La Terre en a frissonné pendant six jours tant le fracas fut violent. Six jours de tremblements de terre tout autour de la planète, en réplique d'une double secousse hors norme, survenue le 11 avril 2012 au beau milieu de l'océan Indien. A l'ouest de l'île indonésienne de Sumatra, sous le plancher océanique, dans les profondeurs de ce que les géologues appellent la lithosphère, une immense masse rocheuse s'est soudainement rompue. A deux heures d'intervalle et 185 km de distance, deux mégaséismes de magnitudes 8,7 et 8,2 ont affolé les sismomètres.
UNE MOSAÏQUE DE 14 PIÈCES : L'évènement est exceptionnel. Pensez : il faut remonter 30 millions d'années en arrière pour trouver la trace, unique dans l'histoire connue de la planète, d'une autre création de plaque majeure. Dans ce lointain passé s'ouvrit le rift africain, qui découpe peu à peu la plaque africaine en deux plaques séparées (lire l'encadré). Aujourd'hui, au large de Sumatra, le même phénomène titanesque est de nouveau à l'ouvre... Et l'humanité est, cette fois, aux premières loges. Au terme de ce processus, d'ici quelques millions d'années, ces deux mécanismes pourraient faire de l'enveloppe terrestre une mosaïque de 14 pièces, alors qu'elle n'en porte que 12 depuis plusieurs centaines de millions d'années.
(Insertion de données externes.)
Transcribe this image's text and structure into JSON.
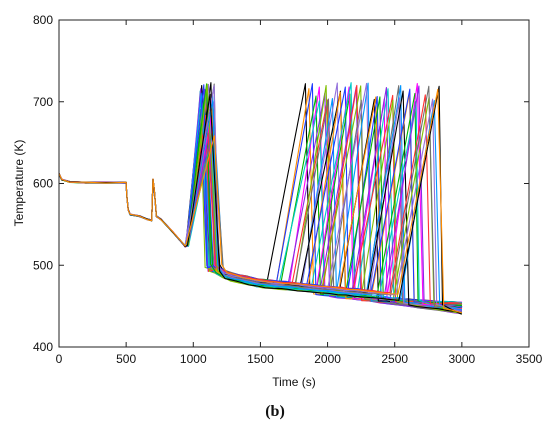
{
  "panel_caption": "(b)",
  "chart_data": {
    "type": "line",
    "title": "",
    "xlabel": "Time (s)",
    "ylabel": "Temperature (K)",
    "xlim": [
      0,
      3500
    ],
    "ylim": [
      400,
      800
    ],
    "xticks": [
      0,
      500,
      1000,
      1500,
      2000,
      2500,
      3000,
      3500
    ],
    "yticks": [
      400,
      500,
      600,
      700,
      800
    ],
    "grid": false,
    "legend": "none",
    "ensemble_size": 50,
    "series_colors": [
      "#000000",
      "#ff8c00",
      "#1e3cff",
      "#00b400",
      "#ff00ff",
      "#00c8c8",
      "#8a2be2",
      "#ff3030",
      "#7fbf00",
      "#707070",
      "#0096ff",
      "#9370db"
    ],
    "common_path": {
      "x": [
        0,
        20,
        80,
        200,
        350,
        500,
        505,
        515,
        530,
        600,
        660,
        690,
        700,
        710,
        725,
        760,
        840,
        920,
        940
      ],
      "y": [
        612,
        605,
        602,
        601,
        601,
        601,
        585,
        568,
        562,
        560,
        556,
        555,
        605,
        592,
        560,
        556,
        542,
        527,
        523
      ]
    },
    "first_peak": {
      "time_range": [
        1050,
        1160
      ],
      "temperature_range": [
        658,
        725
      ]
    },
    "post_drop_decay": {
      "x": [
        1170,
        1250,
        1500,
        2000,
        2500,
        3000
      ],
      "y": [
        495,
        487,
        478,
        470,
        462,
        455
      ]
    },
    "second_peak": {
      "time_range": [
        1840,
        2840
      ],
      "temperature_range": [
        700,
        724
      ]
    },
    "final_temperature_range": [
      440,
      455
    ]
  }
}
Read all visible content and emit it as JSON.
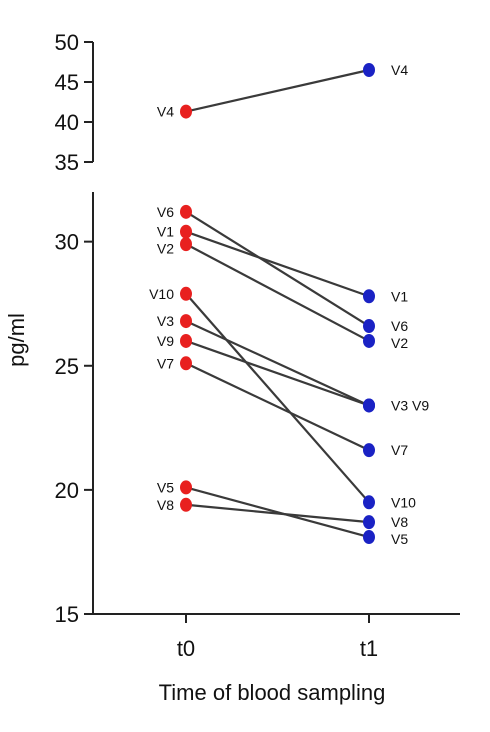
{
  "chart_data": {
    "type": "line",
    "title": "",
    "xlabel": "Time of blood sampling",
    "ylabel": "pg/ml",
    "categories": [
      "t0",
      "t1"
    ],
    "y_axis_broken": true,
    "panels": [
      {
        "name": "upper",
        "ylim": [
          35,
          50
        ],
        "ticks": [
          35,
          40,
          45,
          50
        ]
      },
      {
        "name": "lower",
        "ylim": [
          15,
          32
        ],
        "ticks": [
          15,
          20,
          25,
          30
        ]
      }
    ],
    "colors": {
      "t0": "#e8201f",
      "t1": "#1a22c4",
      "line": "#3a3a3a"
    },
    "series": [
      {
        "name": "V4",
        "values": [
          41.3,
          46.5
        ],
        "panel": "upper"
      },
      {
        "name": "V6",
        "values": [
          31.2,
          26.6
        ],
        "panel": "lower"
      },
      {
        "name": "V1",
        "values": [
          30.4,
          27.8
        ],
        "panel": "lower"
      },
      {
        "name": "V2",
        "values": [
          29.9,
          26.0
        ],
        "panel": "lower"
      },
      {
        "name": "V10",
        "values": [
          27.9,
          19.5
        ],
        "panel": "lower"
      },
      {
        "name": "V3",
        "values": [
          26.8,
          23.4
        ],
        "panel": "lower"
      },
      {
        "name": "V9",
        "values": [
          26.0,
          23.4
        ],
        "panel": "lower"
      },
      {
        "name": "V7",
        "values": [
          25.1,
          21.6
        ],
        "panel": "lower"
      },
      {
        "name": "V5",
        "values": [
          20.1,
          18.1
        ],
        "panel": "lower"
      },
      {
        "name": "V8",
        "values": [
          19.4,
          18.7
        ],
        "panel": "lower"
      }
    ],
    "labels_t0": [
      "V4",
      "V6",
      "V1",
      "V2",
      "V10",
      "V3",
      "V9",
      "V7",
      "V5",
      "V8"
    ],
    "labels_t1": [
      "V4",
      "V1",
      "V6",
      "V2",
      "V3 V9",
      "V7",
      "V10",
      "V8",
      "V5"
    ]
  }
}
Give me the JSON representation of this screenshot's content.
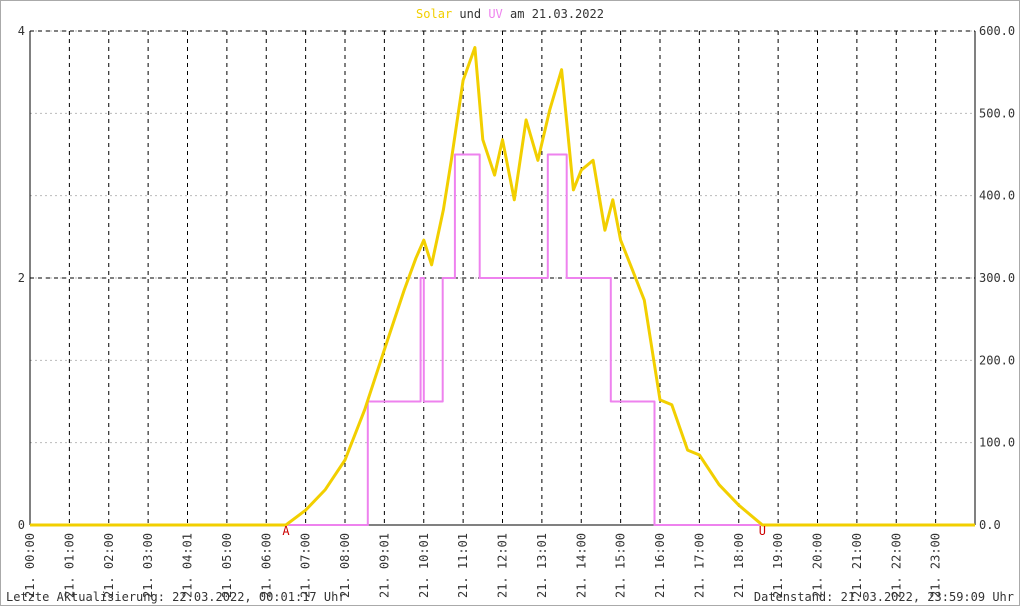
{
  "chart_data": {
    "type": "line",
    "title_parts": [
      "und",
      "am 21.03.2022"
    ],
    "footer_left": "Letzte Aktualisierung: 22.03.2022, 00:01:17 Uhr",
    "footer_right": "Datenstand: 21.03.2022, 23:59:09 Uhr",
    "xlim": [
      0,
      24
    ],
    "xticks": [
      {
        "value": 0,
        "label": "21. 00:00"
      },
      {
        "value": 1,
        "label": "21. 01:00"
      },
      {
        "value": 2,
        "label": "21. 02:00"
      },
      {
        "value": 3,
        "label": "21. 03:00"
      },
      {
        "value": 4,
        "label": "21. 04:01"
      },
      {
        "value": 5,
        "label": "21. 05:00"
      },
      {
        "value": 6,
        "label": "21. 06:00"
      },
      {
        "value": 7,
        "label": "21. 07:00"
      },
      {
        "value": 8,
        "label": "21. 08:00"
      },
      {
        "value": 9,
        "label": "21. 09:01"
      },
      {
        "value": 10,
        "label": "21. 10:01"
      },
      {
        "value": 11,
        "label": "21. 11:01"
      },
      {
        "value": 12,
        "label": "21. 12:01"
      },
      {
        "value": 13,
        "label": "21. 13:01"
      },
      {
        "value": 14,
        "label": "21. 14:00"
      },
      {
        "value": 15,
        "label": "21. 15:00"
      },
      {
        "value": 16,
        "label": "21. 16:00"
      },
      {
        "value": 17,
        "label": "21. 17:00"
      },
      {
        "value": 18,
        "label": "21. 18:00"
      },
      {
        "value": 19,
        "label": "21. 19:00"
      },
      {
        "value": 20,
        "label": "21. 20:00"
      },
      {
        "value": 21,
        "label": "21. 21:00"
      },
      {
        "value": 22,
        "label": "21. 22:00"
      },
      {
        "value": 23,
        "label": "21. 23:00"
      }
    ],
    "ylim": [
      0,
      4
    ],
    "yticks": [
      0,
      2,
      4
    ],
    "y2lim": [
      0,
      600
    ],
    "y2ticks": [
      {
        "value": 0,
        "label": "0.0"
      },
      {
        "value": 100,
        "label": "100.0"
      },
      {
        "value": 200,
        "label": "200.0"
      },
      {
        "value": 300,
        "label": "300.0"
      },
      {
        "value": 400,
        "label": "400.0"
      },
      {
        "value": 500,
        "label": "500.0"
      },
      {
        "value": 600,
        "label": "600.0"
      }
    ],
    "grid": true,
    "annotations": [
      {
        "text": "A",
        "x": 6.5
      },
      {
        "text": "U",
        "x": 18.6
      }
    ],
    "series": [
      {
        "name": "Solar",
        "color": "#f2cf00",
        "axis": "y2",
        "x": [
          0,
          6.5,
          7.0,
          7.5,
          8.0,
          8.5,
          9.0,
          9.5,
          9.8,
          10.0,
          10.2,
          10.5,
          10.7,
          11.0,
          11.3,
          11.5,
          11.8,
          12.0,
          12.3,
          12.6,
          12.9,
          13.2,
          13.5,
          13.8,
          14.0,
          14.3,
          14.6,
          14.8,
          15.0,
          15.3,
          15.6,
          16.0,
          16.3,
          16.7,
          17.0,
          17.5,
          18.0,
          18.5,
          18.6,
          24
        ],
        "values": [
          0,
          0,
          18,
          43,
          79,
          140,
          213,
          285,
          324,
          346,
          316,
          383,
          443,
          540,
          580,
          468,
          425,
          468,
          395,
          492,
          443,
          504,
          553,
          407,
          431,
          443,
          358,
          395,
          346,
          310,
          273,
          152,
          146,
          91,
          85,
          49,
          24,
          4,
          0,
          0
        ]
      },
      {
        "name": "UV",
        "color": "#ee82ee",
        "axis": "y",
        "x": [
          0,
          8.58,
          8.58,
          9.92,
          9.92,
          10.0,
          10.0,
          10.48,
          10.48,
          10.79,
          10.79,
          11.42,
          11.42,
          13.15,
          13.15,
          13.63,
          13.63,
          14.75,
          14.75,
          15.86,
          15.86,
          24
        ],
        "values": [
          0,
          0,
          1,
          1,
          2,
          2,
          1,
          1,
          2,
          2,
          3,
          3,
          2,
          2,
          3,
          3,
          2,
          2,
          1,
          1,
          0,
          0
        ]
      }
    ]
  }
}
Pour comprendre ce prodige tellurique, il faut avoir présent à l'esprit que les plaques tectoniques, immenses fragments de roche solide et rigide qui composent la mosaïque terrestre, s'étirent sur des dizaines de kilomètres de profondeur en portant un océan, un continent, ou les deux. La matière qui les constitue se renouvelle en permanence. Car le long des lignes de fracture qui séparent les plaques, de la matière remonte à la surface, poussée par les courants de chaleur dans le manteau terrestre, et crée du plancher océanique - non sans faire trembler le sous-sol. En parallèle, par manque de place, à force de croissance et emportées par les mouvements de convection thermique dans le manteau terrestre, les plaques passent les unes sous les autres. Il se joue ainsi un ballet immuable, qui déplace, au fil des millions d'années, continents et océans (lire "Repères").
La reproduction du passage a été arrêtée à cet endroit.